A un anno di distanza dalla scomparsa dell’artista, già presente nella collezione Art Brut di Losanna, nasce l’esigenza di custodire, classificare, tutelare e divulgare la figura e le opere dell’artista irregolare Giovanni Bosco.

L’associazione culturale avrà sede nel paese dell’artista, dove sono presenti le opere murali realizzate sulle case del centro storico della cittadina del golfo.

Attraverso l’esempio di Bosco l’attività dell’Associazione, coordinata dalla Prof.ssa Eva di Stefano (tra i membri fondatori, nonché direttrice dell’Osservatorio Outsider Art della Facoltà di Lettere dell’Università di Palermo), si apre al territorio come strumento agile e attento alle diverse realtà di artisti outsider in Sicilia.

La conferenza sarà aperta dal presidente dell’Associazione Salvatore Bongiorno, videomaker di ZEPstudio, il collettivo di giovani che insieme al dottore psichiatra Rino Sabella, ha seguito per anni l’artista nelle sue spiacevoli vicende personali e nel suo straordinario lavoro pittorico.

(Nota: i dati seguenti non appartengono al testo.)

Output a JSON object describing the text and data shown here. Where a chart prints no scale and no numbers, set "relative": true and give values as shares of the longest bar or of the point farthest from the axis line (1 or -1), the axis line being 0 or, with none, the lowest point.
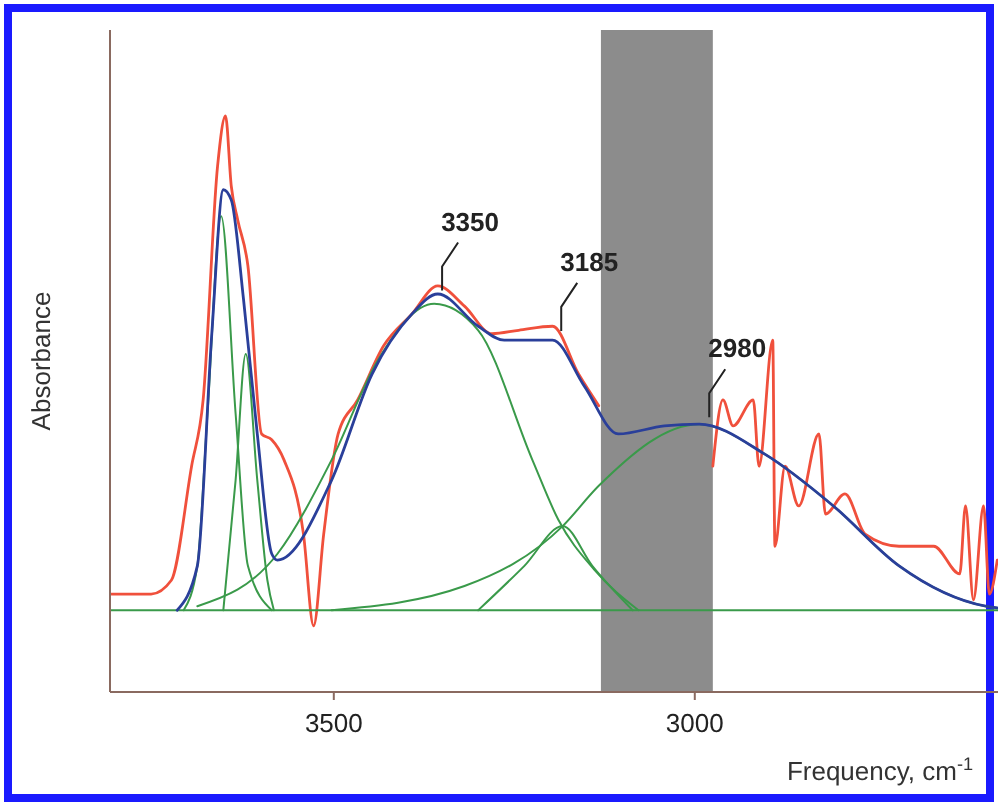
{
  "chart_data": {
    "type": "line",
    "relative": true,
    "xlabel": "Frequency, cm$^{-1}$",
    "ylabel": "Absorbance",
    "xlim": [
      3810,
      2580
    ],
    "xticks": [
      3500,
      3000
    ],
    "tick_labels": "x",
    "grid": false,
    "marker": "none",
    "line_style": "solid",
    "bands": [
      {
        "axis": "x",
        "from": 3130,
        "to": 2975,
        "color": "#8c8c8c"
      }
    ],
    "annotations": [
      {
        "text": "3350",
        "x": 3350,
        "y": 0.69
      },
      {
        "text": "3185",
        "x": 3185,
        "y": 0.62
      },
      {
        "text": "2980",
        "x": 2980,
        "y": 0.47
      }
    ],
    "series": [
      {
        "color": "#f0503c",
        "x": [
          3808,
          3753,
          3725,
          3697,
          3681,
          3661,
          3650,
          3642,
          3633,
          3619,
          3600,
          3586,
          3569,
          3542,
          3528,
          3514,
          3494,
          3467,
          3431,
          3392,
          3356,
          3319,
          3281,
          3244,
          3197,
          3161,
          3133,
          3050,
          2975,
          2961,
          2947,
          2919,
          2911,
          2892,
          2889,
          2875,
          2856,
          2828,
          2819,
          2792,
          2764,
          2717,
          2669,
          2633,
          2625,
          2614,
          2600,
          2592,
          2581
        ],
        "values": [
          0.17,
          0.17,
          0.194,
          0.392,
          0.507,
          0.913,
          1.0,
          0.878,
          0.819,
          0.74,
          0.448,
          0.438,
          0.403,
          0.274,
          0.115,
          0.274,
          0.448,
          0.507,
          0.601,
          0.656,
          0.705,
          0.67,
          0.622,
          0.628,
          0.635,
          0.552,
          0.497,
          null,
          0.392,
          0.507,
          0.462,
          0.507,
          0.392,
          0.611,
          0.253,
          0.392,
          0.323,
          0.448,
          0.309,
          0.344,
          0.274,
          0.253,
          0.253,
          0.205,
          0.323,
          0.16,
          0.323,
          0.17,
          0.229
        ]
      },
      {
        "color": "#3a9a4a",
        "x": [
          3810,
          2580
        ],
        "values": [
          0.142,
          0.142
        ]
      },
      {
        "color": "#3a9a4a",
        "x": [
          3708,
          3689,
          3675,
          3656,
          3636,
          3619,
          3586
        ],
        "values": [
          0.142,
          0.219,
          0.483,
          0.826,
          0.483,
          0.219,
          0.142
        ]
      },
      {
        "color": "#3a9a4a",
        "x": [
          3653,
          3636,
          3622,
          3606,
          3592,
          3583
        ],
        "values": [
          0.142,
          0.368,
          0.587,
          0.368,
          0.194,
          0.142
        ]
      },
      {
        "color": "#3a9a4a",
        "x": [
          3689,
          3578,
          3503,
          3439,
          3361,
          3300,
          3225,
          3189,
          3139,
          3078
        ],
        "values": [
          0.149,
          0.24,
          0.403,
          0.576,
          0.674,
          0.628,
          0.403,
          0.299,
          0.212,
          0.142
        ]
      },
      {
        "color": "#3a9a4a",
        "x": [
          3300,
          3236,
          3183,
          3142,
          3086
        ],
        "values": [
          0.142,
          0.219,
          0.288,
          0.219,
          0.142
        ]
      },
      {
        "color": "#3a9a4a",
        "x": [
          3503,
          3319,
          3183,
          3133,
          2994,
          2903,
          2808,
          2717,
          2597,
          2581
        ],
        "values": [
          0.142,
          0.184,
          0.288,
          0.358,
          0.465,
          0.413,
          0.323,
          0.219,
          0.149,
          0.146
        ]
      },
      {
        "color": "#2a3f9a",
        "x": [
          3717,
          3689,
          3669,
          3653,
          3642,
          3625,
          3606,
          3586,
          3578,
          3503,
          3447,
          3392,
          3356,
          3300,
          3264,
          3197,
          3153,
          3106,
          3042,
          2994,
          2903,
          2808,
          2717,
          2597,
          2581
        ],
        "values": [
          0.142,
          0.219,
          0.622,
          0.872,
          0.854,
          0.681,
          0.448,
          0.24,
          0.229,
          0.368,
          0.552,
          0.656,
          0.691,
          0.635,
          0.611,
          0.611,
          0.531,
          0.448,
          0.462,
          0.465,
          0.413,
          0.323,
          0.219,
          0.149,
          0.146
        ]
      }
    ]
  }
}
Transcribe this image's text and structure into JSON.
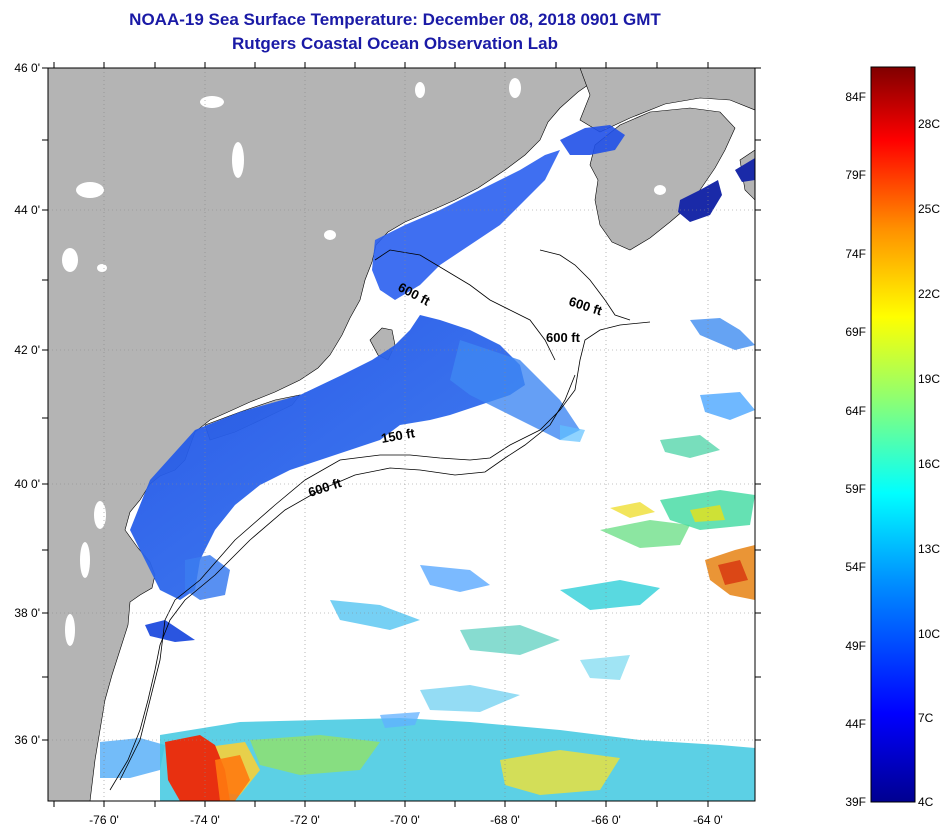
{
  "header": {
    "title": "NOAA-19 Sea Surface Temperature:  December 08, 2018 0901 GMT",
    "subtitle": "Rutgers Coastal Ocean Observation Lab"
  },
  "map": {
    "lat_labels": [
      "46 0'",
      "44 0'",
      "42 0'",
      "40 0'",
      "38 0'",
      "36 0'"
    ],
    "lon_labels": [
      "-76 0'",
      "-74 0'",
      "-72 0'",
      "-70 0'",
      "-68 0'",
      "-66 0'",
      "-64 0'"
    ],
    "contour_labels": [
      "600 ft",
      "600 ft",
      "600 ft",
      "150 ft",
      "600 ft"
    ],
    "colors": {
      "land": "#b4b4b4",
      "cloud": "#ffffff",
      "coast": "#000000"
    }
  },
  "colorbar": {
    "f_labels": [
      "84F",
      "79F",
      "74F",
      "69F",
      "64F",
      "59F",
      "54F",
      "49F",
      "44F",
      "39F"
    ],
    "c_labels": [
      "28C",
      "25C",
      "22C",
      "19C",
      "16C",
      "13C",
      "10C",
      "7C",
      "4C"
    ],
    "colormap": [
      "#000090",
      "#0000ff",
      "#0090ff",
      "#00ffff",
      "#90ff70",
      "#ffff00",
      "#ff9000",
      "#ff0000",
      "#800000"
    ]
  }
}
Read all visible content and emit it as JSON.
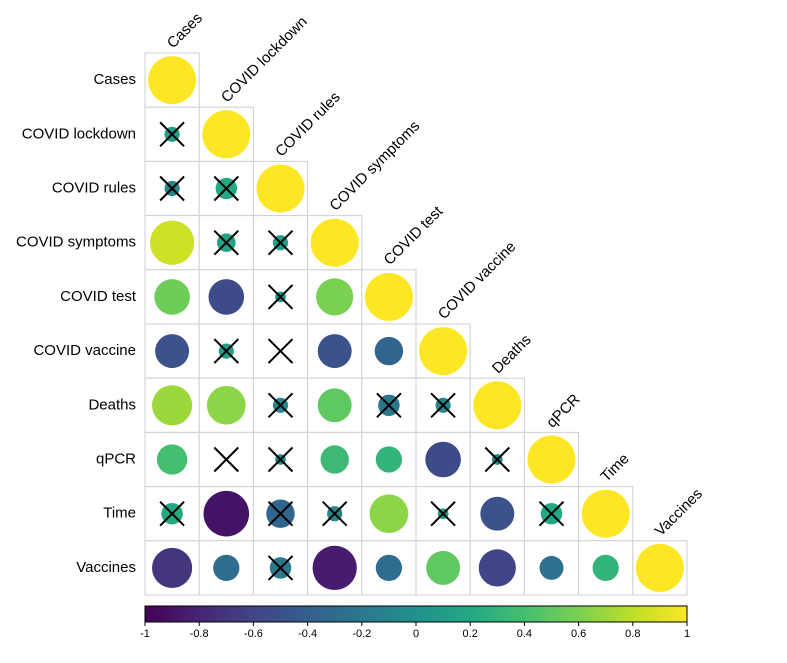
{
  "chart_data": {
    "type": "heatmap",
    "subtype": "lower-triangular correlation matrix with circle glyphs",
    "variables": [
      "Cases",
      "COVID lockdown",
      "COVID rules",
      "COVID symptoms",
      "COVID test",
      "COVID vaccine",
      "Deaths",
      "qPCR",
      "Time",
      "Vaccines"
    ],
    "value_range": [
      -1,
      1
    ],
    "colorscale": "viridis",
    "colorbar": {
      "orientation": "horizontal",
      "placement": "bottom",
      "ticks": [
        -1,
        -0.8,
        -0.6,
        -0.4,
        -0.2,
        0,
        0.2,
        0.4,
        0.6,
        0.8,
        1
      ],
      "tick_labels": [
        "-1",
        "-0.8",
        "-0.6",
        "-0.4",
        "-0.2",
        "0",
        "0.2",
        "0.4",
        "0.6",
        "0.8",
        "1"
      ]
    },
    "note": "circle size and colour encode the correlation; an X marks non-significant correlations",
    "cells": [
      {
        "row": "Cases",
        "col": "Cases",
        "r": 1.0,
        "x": false
      },
      {
        "row": "COVID lockdown",
        "col": "Cases",
        "r": 0.1,
        "x": true
      },
      {
        "row": "COVID lockdown",
        "col": "COVID lockdown",
        "r": 1.0,
        "x": false
      },
      {
        "row": "COVID rules",
        "col": "Cases",
        "r": -0.1,
        "x": true
      },
      {
        "row": "COVID rules",
        "col": "COVID lockdown",
        "r": 0.2,
        "x": true
      },
      {
        "row": "COVID rules",
        "col": "COVID rules",
        "r": 1.0,
        "x": false
      },
      {
        "row": "COVID symptoms",
        "col": "Cases",
        "r": 0.85,
        "x": false
      },
      {
        "row": "COVID symptoms",
        "col": "COVID lockdown",
        "r": 0.15,
        "x": true
      },
      {
        "row": "COVID symptoms",
        "col": "COVID rules",
        "r": 0.1,
        "x": true
      },
      {
        "row": "COVID symptoms",
        "col": "COVID symptoms",
        "r": 1.0,
        "x": false
      },
      {
        "row": "COVID test",
        "col": "Cases",
        "r": 0.55,
        "x": false
      },
      {
        "row": "COVID test",
        "col": "COVID lockdown",
        "r": -0.55,
        "x": false
      },
      {
        "row": "COVID test",
        "col": "COVID rules",
        "r": 0.05,
        "x": true
      },
      {
        "row": "COVID test",
        "col": "COVID symptoms",
        "r": 0.6,
        "x": false
      },
      {
        "row": "COVID test",
        "col": "COVID test",
        "r": 1.0,
        "x": false
      },
      {
        "row": "COVID vaccine",
        "col": "Cases",
        "r": -0.5,
        "x": false
      },
      {
        "row": "COVID vaccine",
        "col": "COVID lockdown",
        "r": 0.1,
        "x": true
      },
      {
        "row": "COVID vaccine",
        "col": "COVID rules",
        "r": 0.0,
        "x": true
      },
      {
        "row": "COVID vaccine",
        "col": "COVID symptoms",
        "r": -0.5,
        "x": false
      },
      {
        "row": "COVID vaccine",
        "col": "COVID test",
        "r": -0.35,
        "x": false
      },
      {
        "row": "COVID vaccine",
        "col": "COVID vaccine",
        "r": 1.0,
        "x": false
      },
      {
        "row": "Deaths",
        "col": "Cases",
        "r": 0.7,
        "x": false
      },
      {
        "row": "Deaths",
        "col": "COVID lockdown",
        "r": 0.65,
        "x": false
      },
      {
        "row": "Deaths",
        "col": "COVID rules",
        "r": -0.1,
        "x": true
      },
      {
        "row": "Deaths",
        "col": "COVID symptoms",
        "r": 0.5,
        "x": false
      },
      {
        "row": "Deaths",
        "col": "COVID test",
        "r": -0.2,
        "x": true
      },
      {
        "row": "Deaths",
        "col": "COVID vaccine",
        "r": -0.1,
        "x": true
      },
      {
        "row": "Deaths",
        "col": "Deaths",
        "r": 1.0,
        "x": false
      },
      {
        "row": "qPCR",
        "col": "Cases",
        "r": 0.4,
        "x": false
      },
      {
        "row": "qPCR",
        "col": "COVID lockdown",
        "r": 0.0,
        "x": true
      },
      {
        "row": "qPCR",
        "col": "COVID rules",
        "r": -0.05,
        "x": true
      },
      {
        "row": "qPCR",
        "col": "COVID symptoms",
        "r": 0.35,
        "x": false
      },
      {
        "row": "qPCR",
        "col": "COVID test",
        "r": 0.3,
        "x": false
      },
      {
        "row": "qPCR",
        "col": "COVID vaccine",
        "r": -0.55,
        "x": false
      },
      {
        "row": "qPCR",
        "col": "Deaths",
        "r": -0.05,
        "x": true
      },
      {
        "row": "qPCR",
        "col": "qPCR",
        "r": 1.0,
        "x": false
      },
      {
        "row": "Time",
        "col": "Cases",
        "r": 0.2,
        "x": true
      },
      {
        "row": "Time",
        "col": "COVID lockdown",
        "r": -0.9,
        "x": false
      },
      {
        "row": "Time",
        "col": "COVID rules",
        "r": -0.35,
        "x": true
      },
      {
        "row": "Time",
        "col": "COVID symptoms",
        "r": -0.1,
        "x": true
      },
      {
        "row": "Time",
        "col": "COVID test",
        "r": 0.65,
        "x": false
      },
      {
        "row": "Time",
        "col": "COVID vaccine",
        "r": 0.05,
        "x": true
      },
      {
        "row": "Time",
        "col": "Deaths",
        "r": -0.5,
        "x": false
      },
      {
        "row": "Time",
        "col": "qPCR",
        "r": 0.2,
        "x": true
      },
      {
        "row": "Time",
        "col": "Time",
        "r": 1.0,
        "x": false
      },
      {
        "row": "Vaccines",
        "col": "Cases",
        "r": -0.7,
        "x": false
      },
      {
        "row": "Vaccines",
        "col": "COVID lockdown",
        "r": -0.3,
        "x": false
      },
      {
        "row": "Vaccines",
        "col": "COVID rules",
        "r": -0.2,
        "x": true
      },
      {
        "row": "Vaccines",
        "col": "COVID symptoms",
        "r": -0.85,
        "x": false
      },
      {
        "row": "Vaccines",
        "col": "COVID test",
        "r": -0.3,
        "x": false
      },
      {
        "row": "Vaccines",
        "col": "COVID vaccine",
        "r": 0.5,
        "x": false
      },
      {
        "row": "Vaccines",
        "col": "Deaths",
        "r": -0.6,
        "x": false
      },
      {
        "row": "Vaccines",
        "col": "qPCR",
        "r": -0.25,
        "x": false
      },
      {
        "row": "Vaccines",
        "col": "Time",
        "r": 0.3,
        "x": false
      },
      {
        "row": "Vaccines",
        "col": "Vaccines",
        "r": 1.0,
        "x": false
      }
    ]
  }
}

A seguire Valentina Di Miceli, critico d’arte e restauratrice, anch’essa tra i membri fondatori dell’Associazione, presenterà il progetto di restauro e conservazione delle opere di Bosco, a partire da quelle più a rischio come i murali sparsi nella città di Castellammare che, a causa degli agenti atmosferici o dei supporti murari fatiscenti, rischiano oggi di perdersi del tutto.

L’intervento del dottore psichiatra Rino Sabella, anch’egli membro fondatore dell’Associazione, sarà focalizzato invece sul progetto di un laboratorio creativo di arte-terapia a Castellammare del Golfo.

Nel corso della conferenza sarà dato il riconoscimento di socio onorario a Giovan Battista Di Liberti, pittore della cittadina castellammarese che in passato ha seguito da vicino l’artista nella sua bottega d’arte. Stesso riconoscimento verrà dato a Rosa Maria Ancona che, assieme a Di Liberti, ha organizzato nel 2001 la prima mostra dell’artista outsider a Castellammare presso l’aula consiliare.

Al termine, verrà proiettato il video-documentario realizzato da ZEPstudioGiovanni Bosco, dottore di tutto”.